50 ans après sa sortie aux États-Unis, "Massacre à la tronçonneuse" demeure pour certains le film d'horreur ultime. Un véritable cauchemar réalisé par Tobe Hooper et entré dans la légende.
Massacre à la tronçonneuse a 50 ans
"Quintessence de l'horreur expérimentale, œuvre profonde et viscérale". C'est par ces mots que Jean-Baptiste Thoret présente Massacre à la tronçonneuse (1974) dans son livre Une expérience américain du chaos consacré (2000) au deuxième long-métrage de Tobe Hooper. 50 ans après la sortie du film aux États-Unis (le 1er octobre 1974), il demeure, en effet, encore et toujours, une expérience horrifique unique. Et dire que son réalisateur n'avait que 28 ans lorsqu'il se lança, en 1973, dans le tournage de ce film à petit budget - entre 80 000 et 140 000 dollars de l'époque, équivalent d'à peine 1 million de dollars aujourd'hui.
Un tournage chaotique et éprouvant pour les équipes techniques ainsi que les acteurs, obligés de travailler 16 heures par jour et sept jours sur sept. Le tout dans des conditions difficiles avec une forte humidité, des températures élevées et l'obligation de faire avec les moyens du bord. Ainsi, Gunnar Hansen, l'interprète de Leatherface, n'ayant qu'un seul costume, dû porter le même masque 12 à 16 heures par jour pendant un mois sans pouvoir le laver.
Une ambiance malsaine sur le tournage, un sentiment de dégoût de la part des équipes du film et des actrices poussées à bout ont participé à faire la légende Massacre à la tronçonneuse. Mais le film en lui-même est une proposition puissante d'horreur portée par un fond politique à ne pas négliger. Pas étonnant que dans son classement des 100 meilleurs films d'horreur de tous les temps, Variety l'a placé en première position.
Une terreur universelle
Pour rappel, Massacre à la tronçonneuse se déroule au fin fond du Texas où cinq amis se rendent pour visiter l'ancienne maison familiale de deux d'entre eux. Proche des lieux se trouve une autre demeure. Lorsqu'une des jeunes filles s'y aventure, elle découvre que l'endroit est habité par une famille cannibale.
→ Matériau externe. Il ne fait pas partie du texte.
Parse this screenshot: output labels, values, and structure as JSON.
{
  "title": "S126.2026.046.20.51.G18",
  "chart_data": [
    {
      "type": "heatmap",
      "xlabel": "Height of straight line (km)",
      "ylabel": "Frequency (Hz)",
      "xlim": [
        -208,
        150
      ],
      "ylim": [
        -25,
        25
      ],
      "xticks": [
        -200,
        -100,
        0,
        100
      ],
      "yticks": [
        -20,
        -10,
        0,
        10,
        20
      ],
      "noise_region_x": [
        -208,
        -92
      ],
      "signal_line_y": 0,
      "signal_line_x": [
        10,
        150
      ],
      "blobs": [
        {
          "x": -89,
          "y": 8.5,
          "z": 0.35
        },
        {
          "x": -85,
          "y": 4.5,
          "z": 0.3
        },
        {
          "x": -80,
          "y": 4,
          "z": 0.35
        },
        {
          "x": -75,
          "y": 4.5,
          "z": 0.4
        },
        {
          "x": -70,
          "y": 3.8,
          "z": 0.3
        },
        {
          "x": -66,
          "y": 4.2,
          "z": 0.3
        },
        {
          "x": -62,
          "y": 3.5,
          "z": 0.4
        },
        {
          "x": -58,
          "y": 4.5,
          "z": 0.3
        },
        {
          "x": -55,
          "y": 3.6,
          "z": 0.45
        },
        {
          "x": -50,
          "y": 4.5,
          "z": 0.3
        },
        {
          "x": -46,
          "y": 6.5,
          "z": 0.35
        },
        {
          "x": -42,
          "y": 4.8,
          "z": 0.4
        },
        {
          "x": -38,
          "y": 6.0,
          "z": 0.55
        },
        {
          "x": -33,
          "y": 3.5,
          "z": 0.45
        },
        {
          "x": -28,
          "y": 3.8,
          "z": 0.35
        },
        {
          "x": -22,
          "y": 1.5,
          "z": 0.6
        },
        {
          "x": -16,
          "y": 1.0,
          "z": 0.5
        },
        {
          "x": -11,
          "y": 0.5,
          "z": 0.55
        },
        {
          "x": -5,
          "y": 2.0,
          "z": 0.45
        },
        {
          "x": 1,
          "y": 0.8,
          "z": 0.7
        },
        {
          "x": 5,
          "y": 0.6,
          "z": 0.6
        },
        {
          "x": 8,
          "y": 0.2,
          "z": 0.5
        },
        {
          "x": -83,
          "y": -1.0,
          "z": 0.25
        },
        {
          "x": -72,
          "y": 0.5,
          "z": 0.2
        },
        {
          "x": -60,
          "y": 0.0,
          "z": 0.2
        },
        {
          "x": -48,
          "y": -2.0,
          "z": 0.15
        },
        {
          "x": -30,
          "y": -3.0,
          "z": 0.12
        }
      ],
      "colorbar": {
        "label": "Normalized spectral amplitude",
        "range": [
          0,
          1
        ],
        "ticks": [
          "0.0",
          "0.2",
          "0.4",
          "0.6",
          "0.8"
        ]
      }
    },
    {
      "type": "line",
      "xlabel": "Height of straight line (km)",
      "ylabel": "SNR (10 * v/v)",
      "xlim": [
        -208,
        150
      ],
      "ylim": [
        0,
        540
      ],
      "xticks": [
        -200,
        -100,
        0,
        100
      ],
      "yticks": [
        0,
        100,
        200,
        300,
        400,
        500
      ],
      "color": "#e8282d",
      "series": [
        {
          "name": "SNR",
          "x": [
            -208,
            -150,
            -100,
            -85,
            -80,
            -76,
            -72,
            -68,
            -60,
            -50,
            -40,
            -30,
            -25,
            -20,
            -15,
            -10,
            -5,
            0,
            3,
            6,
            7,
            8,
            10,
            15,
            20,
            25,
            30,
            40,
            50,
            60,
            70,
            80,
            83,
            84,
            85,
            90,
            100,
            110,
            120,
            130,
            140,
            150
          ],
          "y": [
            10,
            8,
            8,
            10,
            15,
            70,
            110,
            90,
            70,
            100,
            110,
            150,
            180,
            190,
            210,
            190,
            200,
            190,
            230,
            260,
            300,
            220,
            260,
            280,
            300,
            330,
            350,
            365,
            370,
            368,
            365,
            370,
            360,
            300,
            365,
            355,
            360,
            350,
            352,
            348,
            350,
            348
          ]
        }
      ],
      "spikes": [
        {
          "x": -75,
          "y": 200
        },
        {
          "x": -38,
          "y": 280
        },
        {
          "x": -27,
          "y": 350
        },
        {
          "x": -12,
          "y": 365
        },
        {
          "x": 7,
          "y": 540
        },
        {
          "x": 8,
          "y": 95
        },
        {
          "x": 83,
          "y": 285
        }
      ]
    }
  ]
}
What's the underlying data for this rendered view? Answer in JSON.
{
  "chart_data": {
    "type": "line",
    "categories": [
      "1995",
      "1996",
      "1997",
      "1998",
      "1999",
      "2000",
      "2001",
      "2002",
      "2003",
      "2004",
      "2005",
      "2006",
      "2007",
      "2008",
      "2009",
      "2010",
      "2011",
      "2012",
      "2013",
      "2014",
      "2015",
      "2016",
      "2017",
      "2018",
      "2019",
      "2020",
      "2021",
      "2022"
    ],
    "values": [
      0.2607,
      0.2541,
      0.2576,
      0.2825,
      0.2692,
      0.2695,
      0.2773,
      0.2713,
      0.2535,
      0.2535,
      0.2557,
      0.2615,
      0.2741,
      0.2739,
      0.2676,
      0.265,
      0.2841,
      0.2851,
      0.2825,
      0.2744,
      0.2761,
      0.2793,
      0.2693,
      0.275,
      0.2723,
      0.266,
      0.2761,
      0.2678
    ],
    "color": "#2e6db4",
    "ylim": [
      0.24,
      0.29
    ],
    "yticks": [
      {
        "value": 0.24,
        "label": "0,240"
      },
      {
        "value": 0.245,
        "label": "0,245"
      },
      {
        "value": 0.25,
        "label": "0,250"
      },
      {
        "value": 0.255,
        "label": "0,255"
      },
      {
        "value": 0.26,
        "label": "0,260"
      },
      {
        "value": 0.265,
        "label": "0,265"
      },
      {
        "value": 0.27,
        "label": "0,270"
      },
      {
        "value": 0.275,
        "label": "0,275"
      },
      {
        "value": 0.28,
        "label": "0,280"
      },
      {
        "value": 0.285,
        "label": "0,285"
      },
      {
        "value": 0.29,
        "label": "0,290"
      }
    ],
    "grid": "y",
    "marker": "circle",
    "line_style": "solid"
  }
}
Ses amis vont alors, eux aussi, être rapidement confrontés à la violence de ces individus terrifiants. L'effroi provoqué par le film de Tobe Hooper provient d'abord de cette situation "réaliste", ou du moins bien trop plausible. Il est aisé de s'imaginer soi-même dans une région pauvre et isolée, et de croiser à son tour la route de ce genre d'énergumènes. D'ailleurs, les œuvres qui ont repris ensuite ce concept sont nombreuses, comme le récent X (2022), relecture intelligente de Massacre à la tronçonneuse.
Mais si Massacre à la tronçonneuse a autant marqué les esprits à l'époque, c'est aussi et surtout en raison de son contexte. Jean-Baptiste Thoret résume parfaitement la situation américaine des années 1970, expliquant que le film "cristallise bon nombre des inquiétudes de l'époque, le fiasco vietnamien et la peur de la conscription, la paranoïa post-Watergate, la crise pétrolière de l'année 1973 ou encore la gueule de bois du mouvement hippie". À cela s'ajoutent les souvenirs de tueurs en séries, comme Ed Glein, figure terrible des années 1950 qui inspira Tobe Hooper. Ainsi que des symboles d'une terreur plus universelle, ajoute Jean-Baptiste Thoret :
La mémoire des camps, la manutention des corps ou encore le génocide indien.
Le film culte de Tobe Hooper interdit en France
Tobe Hooper a ainsi mis en image un véritable cauchemar, effrayant à tant de niveaux, et dont il est impossible de se réveiller. Un film où la frontière entre fiction et réalité est si mince qu'on ne sait plus si ce que l'on voit est vrai ou non. Ce qui n'empêche pas Tobe Hooper de faire une vraie proposition de cinéma, avec des plans iconiques. L'énergie brutale qui se dégage de Massacre à la tronçonneuse se combinant parfaitement à une cinématographie de qualité dans le dernier plan. Celui d'un Leatherface en rage faisant tourner sa tronçonneuse au-dessus de sa tête devant le soleil levant. Un ultime moment de folie qui termine de figer le spectateur.
Visiblement, tout cela était trop éprouvant pour les cinq ministres de la Culture successifs qui ont fait interdire Massacre à la tronçonneuse en France en 1974 après seulement une semaine d'exploitation. Malgré le succès du long-métrage aux États-Unis, le public français, âgé d'au moins 18 ans, a dû attendre jusqu'à 1982 pour voir Massacre à la tronçonneuse au cinéma dans sa version intégrale.